Park T. ADIKES, Appellant, v. NORTH FORK BANCORPORATION, INC., Respondent.

Decided: March 24, 2003

SONDRA MILLER, J.P., GLORIA GOLDSTEIN, THOMAS A. ADAMS and REINALDO E. RIVERA, JJ. Hartman & Craven, LLP, New York, N.Y. (Victor M. Metsch and Glenn H. Spiegel of counsel), for appellant. Wickham, Wickham & Bressler, P.C., Melville, N.Y. (Eric J. Bressler of counsel), for respondent.

In an action, inter alia, to recover damages for fraud and breach of contract, the plaintiff appeals from an order of the Supreme Court, Nassau County (Austin, J.), entered June 5, 2002, which granted the defendant's motion for summary judgment dismissing the complaint and denied that branch of his cross motion which was for summary judgment on his first and second causes of action.

ORDERED that the order is affirmed, with costs.

On or about March 1, 2000, the plaintiff was appointed to the board of directors of the defendant, North Fork Bancorporation, Inc. (hereinafter NFB), and its subsidiary, the North Fork Bank (hereinafter NFB Bank).   The appointment was made as part of a merger agreement between JSB Financial Inc. (hereinafter JSB), of which the plaintiff was the Chairman, Chief Executive Officer, and a major stockholder, and the defendant NFB. Approximately one year after the merger, the plaintiff was removed from the board of directors of NFB and NFB Bank due to their respective mandatory retirement policies.   The plaintiff protested his removal and contended that the merger agreement required the defendant to retain him on the board of directors for at least three years.   The plaintiff also claimed that he was defrauded by the defendant because he was never made aware of its mandatory retirement policy.

 Contrary to the plaintiff's contention, the Supreme Court properly granted the defendant's motion for summary judgment dismissing his first, second, and fourth causes of action.   Based on the clear and unambiguous language of the merger agreement and plan of merger, there is no merit to the plaintiff's contention that he was entitled to serve on the board of directors beyond the mandatory retirement age.   In opposition to the defendant's prima facie showing, the plaintiff failed to demonstrate the existence of any genuine issues of fact.

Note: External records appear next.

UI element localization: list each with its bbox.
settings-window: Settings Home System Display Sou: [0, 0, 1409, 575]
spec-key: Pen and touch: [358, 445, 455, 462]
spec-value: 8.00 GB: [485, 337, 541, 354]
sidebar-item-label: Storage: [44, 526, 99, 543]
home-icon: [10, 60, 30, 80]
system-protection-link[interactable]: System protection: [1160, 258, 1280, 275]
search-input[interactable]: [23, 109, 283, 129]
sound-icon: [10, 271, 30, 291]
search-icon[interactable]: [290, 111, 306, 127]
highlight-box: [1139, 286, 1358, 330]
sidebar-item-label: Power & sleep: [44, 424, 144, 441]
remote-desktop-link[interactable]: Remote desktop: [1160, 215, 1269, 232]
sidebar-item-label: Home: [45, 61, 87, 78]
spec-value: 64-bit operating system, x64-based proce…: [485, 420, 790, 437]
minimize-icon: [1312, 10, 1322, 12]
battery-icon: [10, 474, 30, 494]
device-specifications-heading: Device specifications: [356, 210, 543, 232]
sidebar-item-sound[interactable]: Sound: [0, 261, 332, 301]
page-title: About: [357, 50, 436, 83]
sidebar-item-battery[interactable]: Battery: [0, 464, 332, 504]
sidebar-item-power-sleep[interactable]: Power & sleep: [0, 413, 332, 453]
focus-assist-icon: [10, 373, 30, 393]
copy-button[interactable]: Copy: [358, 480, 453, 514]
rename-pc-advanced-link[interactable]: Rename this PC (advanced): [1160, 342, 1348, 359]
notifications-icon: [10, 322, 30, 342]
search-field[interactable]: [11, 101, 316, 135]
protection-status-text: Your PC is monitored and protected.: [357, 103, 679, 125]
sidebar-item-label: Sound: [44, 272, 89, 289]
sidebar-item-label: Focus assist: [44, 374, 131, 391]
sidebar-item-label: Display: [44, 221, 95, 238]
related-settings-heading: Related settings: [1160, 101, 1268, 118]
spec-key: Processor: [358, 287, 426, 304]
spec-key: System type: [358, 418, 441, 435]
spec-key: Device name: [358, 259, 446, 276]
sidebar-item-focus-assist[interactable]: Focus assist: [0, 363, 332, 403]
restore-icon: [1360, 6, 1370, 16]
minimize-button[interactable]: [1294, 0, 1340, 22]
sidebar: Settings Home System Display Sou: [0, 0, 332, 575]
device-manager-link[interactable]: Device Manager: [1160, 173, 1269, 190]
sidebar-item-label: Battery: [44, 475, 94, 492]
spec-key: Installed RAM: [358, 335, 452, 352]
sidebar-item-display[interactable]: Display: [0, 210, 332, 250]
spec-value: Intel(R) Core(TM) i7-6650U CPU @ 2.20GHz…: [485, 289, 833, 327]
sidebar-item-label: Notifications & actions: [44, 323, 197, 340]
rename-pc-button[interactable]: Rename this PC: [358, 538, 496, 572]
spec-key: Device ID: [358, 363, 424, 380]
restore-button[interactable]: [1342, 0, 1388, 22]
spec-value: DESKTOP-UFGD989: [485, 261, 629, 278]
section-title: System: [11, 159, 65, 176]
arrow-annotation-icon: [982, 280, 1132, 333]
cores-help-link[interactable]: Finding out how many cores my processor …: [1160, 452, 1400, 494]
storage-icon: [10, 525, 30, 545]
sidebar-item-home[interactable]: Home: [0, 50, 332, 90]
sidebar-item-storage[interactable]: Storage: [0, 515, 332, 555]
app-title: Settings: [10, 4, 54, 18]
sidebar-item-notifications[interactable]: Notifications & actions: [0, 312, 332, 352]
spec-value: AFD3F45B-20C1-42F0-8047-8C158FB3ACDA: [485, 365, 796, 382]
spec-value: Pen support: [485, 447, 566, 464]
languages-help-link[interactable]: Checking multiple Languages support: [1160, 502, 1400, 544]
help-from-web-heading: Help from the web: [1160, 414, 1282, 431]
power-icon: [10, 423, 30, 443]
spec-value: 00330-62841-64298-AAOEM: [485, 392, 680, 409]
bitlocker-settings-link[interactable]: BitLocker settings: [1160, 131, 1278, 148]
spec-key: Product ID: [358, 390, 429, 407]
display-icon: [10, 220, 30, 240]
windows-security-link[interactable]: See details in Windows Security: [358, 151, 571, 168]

 The Supreme Court, moreover, properly awarded the defendant summary judgment dismissing the plaintiff's third cause of action, which sought to recover damages for fraud.   In order to sustain a cause of action alleging fraud, the plaintiff was required to establish a misrepresentation or a material omission of fact which was false and known to be false by the defendant, made for the purpose of inducing the plaintiff to rely upon it, justifiable reliance by the plaintiff on the misrepresentation or material omission, and injury (see Lama Holding Co. v. Smith Barney, Inc., 88 N.Y.2d 413, 646 N.Y.S.2d 76, 668 N.E.2d 1370;  Bank of N.Y. v. Realty Group Consultants, 186 A.D.2d 618, 588 N.Y.S.2d 602;  Pappas v. Harrow Stores, 140 A.D.2d 501, 528 N.Y.S.2d 404).   The plaintiff failed to demonstrate the existence of any genuine issues of fact.   The record as a whole fails to demonstrate that the defendant knowingly made a false representation to the plaintiff with the intent to deceive him.   To the contrary, the evidence clearly establishes that the defendant's mandatory retirement policy was disclosed to the plaintiff before the execution of the merger agreement.   Had the plaintiff exercised reasonable diligence by reviewing the defendant's bylaws prior to the merger of JSB and NFB, he would have discovered the mandatory retirement provision he now claims was intentionally concealed from him (see Stuart Silver Assocs. v. Baco Dev. Corp., 245 A.D.2d 96, 665 N.Y.S.2d 415;  Pinney v. Beckwith, 202 A.D.2d 767, 608 N.Y.S.2d 738;  Marine Midland Bank v. Palm Beach Moorings, 61 A.D.2d 927, 403 N.Y.S.2d 15).

The plaintiff's remaining contentions are without merit.